Analysts said that with many investors having priced in a weak reporting season, above-forecast readings were giving a lift to stocks.

While several firms — such as Apple and Johnson & Johnson — have indicated they have concerns about the outlook, there is a feeling that the sell-off across markets could be reaching a bottom.

And some commentators have suggested the second half could see a healthy rally.

“Stocks have been beaten down,” said Kristina Hooper, a strategist at Invesco.

“That doesn’t mean we won’t see more downside for some stock markets around the world, especially given that earnings expectations are likely to be adjusted downward.
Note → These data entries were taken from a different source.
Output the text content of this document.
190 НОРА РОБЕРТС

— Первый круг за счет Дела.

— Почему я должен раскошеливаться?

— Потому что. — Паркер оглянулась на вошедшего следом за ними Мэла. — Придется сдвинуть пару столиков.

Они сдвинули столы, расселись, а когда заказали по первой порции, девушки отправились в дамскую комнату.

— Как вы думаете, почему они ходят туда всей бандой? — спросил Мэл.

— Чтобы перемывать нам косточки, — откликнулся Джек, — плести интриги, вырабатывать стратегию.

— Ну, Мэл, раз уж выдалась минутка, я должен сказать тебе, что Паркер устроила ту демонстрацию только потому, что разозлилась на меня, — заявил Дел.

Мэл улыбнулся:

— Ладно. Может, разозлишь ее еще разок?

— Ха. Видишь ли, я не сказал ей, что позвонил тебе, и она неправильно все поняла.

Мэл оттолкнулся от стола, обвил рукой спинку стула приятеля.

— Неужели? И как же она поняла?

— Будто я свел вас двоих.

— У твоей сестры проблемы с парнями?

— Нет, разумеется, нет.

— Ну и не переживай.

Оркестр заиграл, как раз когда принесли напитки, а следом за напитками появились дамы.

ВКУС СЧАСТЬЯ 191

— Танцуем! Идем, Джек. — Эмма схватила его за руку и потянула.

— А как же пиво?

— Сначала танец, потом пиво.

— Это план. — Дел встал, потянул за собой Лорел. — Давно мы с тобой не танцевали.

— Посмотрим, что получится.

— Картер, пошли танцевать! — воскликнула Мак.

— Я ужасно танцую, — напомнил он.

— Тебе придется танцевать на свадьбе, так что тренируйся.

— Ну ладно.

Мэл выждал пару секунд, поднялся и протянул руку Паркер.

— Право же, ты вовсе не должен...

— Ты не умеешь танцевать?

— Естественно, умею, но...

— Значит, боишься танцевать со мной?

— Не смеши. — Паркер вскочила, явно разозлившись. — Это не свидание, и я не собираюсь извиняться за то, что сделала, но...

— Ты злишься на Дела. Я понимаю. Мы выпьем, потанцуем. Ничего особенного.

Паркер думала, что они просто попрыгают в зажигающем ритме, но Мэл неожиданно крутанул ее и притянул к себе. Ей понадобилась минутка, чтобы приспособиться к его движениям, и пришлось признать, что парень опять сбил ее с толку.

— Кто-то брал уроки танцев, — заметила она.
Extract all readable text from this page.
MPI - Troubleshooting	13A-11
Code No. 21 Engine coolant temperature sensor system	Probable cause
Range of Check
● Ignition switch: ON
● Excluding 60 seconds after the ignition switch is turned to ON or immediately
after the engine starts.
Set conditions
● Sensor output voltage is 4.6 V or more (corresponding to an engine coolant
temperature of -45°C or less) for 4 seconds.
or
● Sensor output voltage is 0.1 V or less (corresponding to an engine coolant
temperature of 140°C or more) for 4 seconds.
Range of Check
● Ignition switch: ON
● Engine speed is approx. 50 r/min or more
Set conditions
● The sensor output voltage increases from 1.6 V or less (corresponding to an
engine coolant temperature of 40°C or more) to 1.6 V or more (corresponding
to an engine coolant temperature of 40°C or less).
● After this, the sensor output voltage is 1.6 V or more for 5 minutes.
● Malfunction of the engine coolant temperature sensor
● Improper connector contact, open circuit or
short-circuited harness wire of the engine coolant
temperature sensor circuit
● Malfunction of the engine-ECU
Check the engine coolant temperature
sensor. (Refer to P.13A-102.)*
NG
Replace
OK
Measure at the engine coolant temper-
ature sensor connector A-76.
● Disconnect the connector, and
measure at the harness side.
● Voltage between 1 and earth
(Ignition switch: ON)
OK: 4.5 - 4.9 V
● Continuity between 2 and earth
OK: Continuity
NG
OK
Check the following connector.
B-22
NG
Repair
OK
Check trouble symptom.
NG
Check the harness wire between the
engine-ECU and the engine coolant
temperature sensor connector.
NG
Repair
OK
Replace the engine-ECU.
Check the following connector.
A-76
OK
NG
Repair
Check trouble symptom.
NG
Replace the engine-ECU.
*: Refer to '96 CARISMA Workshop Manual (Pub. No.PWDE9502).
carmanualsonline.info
But I believe we are far closer to the bottom than the top.”

A surge in tech giants helped the Nasdaq jump more than three percent while the Dow and S&P 500 climbed more than two percent.

And the positive vibes flowed through to Asia, where Hong Kong was among the best performers thanks to big advances in the city’s tech titans, including Alibaba and Tencent.

Traders there were given a much-needed lift by a Wall Street Journal report saying Beijing is expected to hit Didi Global with the billion dollar fine before bringing the curtain down on its painful investigation.

The firm will then be able to restart its key apps and add customers again, while also being allowed to restart its stalled Hong Kong listing.

The report was music to the ears of investors who have been battered by a regulation clampdown on the tech industry and a range of other sectors including private education. The Hong Kong tech index rose more than two percent Tuesday.

Elsewhere, Tokyo, Shanghai, Sydney, Seoul, Singapore, Taipei, Manila, Jakarta and Wellington also rallied.

All eyes are now on the European Central Bank’s policy decision Thursday, where it is expected to announce its first rate hike in more than a decade as it looks to rein in soaring inflation.

Officials have their work cut out for them as they must also try not to drive a stake through the eurozone economy, which has been hammered by an energy crisis.

Talk of a half-point hike — instead of the quarter-point lift most expect — has lifted the euro against the dollar, having fallen to parity last week for the first time in 20 years.

The currency was also helped by a Bloomberg News article saying Russia’s Gazprom would resume deliveries through the Nord Stream 1 pipeline Thursday, albeit at reduced capacity.

Moscow shut down deliveries to Germany for technical reasons last week, but there had been fears it would keep the taps off in retaliation for European sanctions over its invasion of Ukraine.

While the mood among traders is positive, observers remained cautious.

“Recession fears certainly haven’t gone away and the rebound in equities over the past week could as much reflect a recovery from oversold levels and extreme levels of pessimism,” said SPI Asset Management’s Stephen Innes.